Jack was slowly becoming enough for Ianto, with his occasional attentions and split affections. Ianto minded less and less that Jack wanted other people as well, that Jack didn't just want him.
But some nights it stung that he would never be enough for Jack.
Some nights he found himself wishing that Jack would take Ianto's hand in his own and lead him to his bedroom and chase away the demons that never seemed to leave Ianto alone.
Some night he found himself wishing that Jack would knock on the door of his dingy little flat and smile at him like he was something special.

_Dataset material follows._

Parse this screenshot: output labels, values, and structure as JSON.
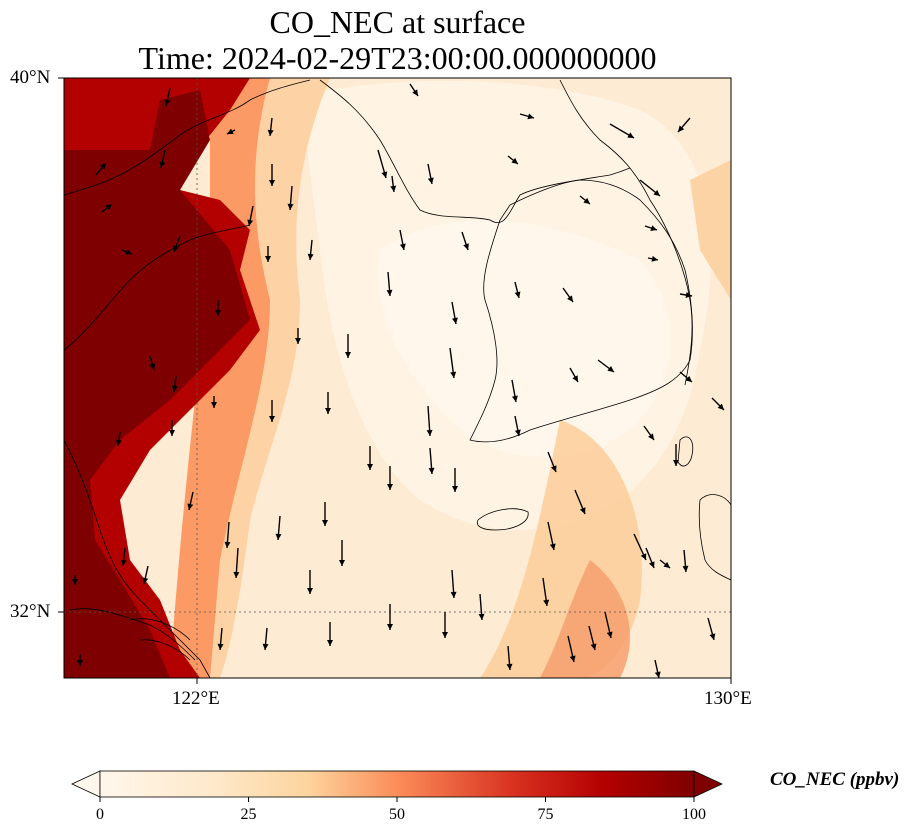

Some nights he found himself wishing that Jack would look at him and see him, really see him. See past the Ianto he presented to the world to the scared little boy who loved too much that was buried deep inside.
Some nights he wished that he had the strength to tell Jack everything, to show him the scars he'd managed to keep hidden and explain the ones that he hadn't.
Some nights he wished he was enough for Jack.
Most nights he wished he was enough for Jack.
At work Ianto watches Jack flirt with Gwen, moon over Gwen, stare longingly at Gwen and pretends that it doesn't break his heart. He pretends his heart doesn't play a role in this thing at all, that his heart is as far removed from the whole situation as can be.
He's lying, of course, but that's sort of the point of pretending.
There are never any nights when he admits his true feelings because that would destroy him.
There are, however, some nights when he wishes he could.
Ianto watches Jack flirt with Gwen and knows that he's fraying at the edges, knows that he's losing control. What he has with Jack is casual. No feelings involved.
Ianto had thought he would be good at that, considering he barely ever feels.
But at night he knows he isn't.
He's not enough for Jack and it's killing him. The worst part is that some nights he doesn't even mind.
He's not enough for Jack.
And at night he lets himself wish he was.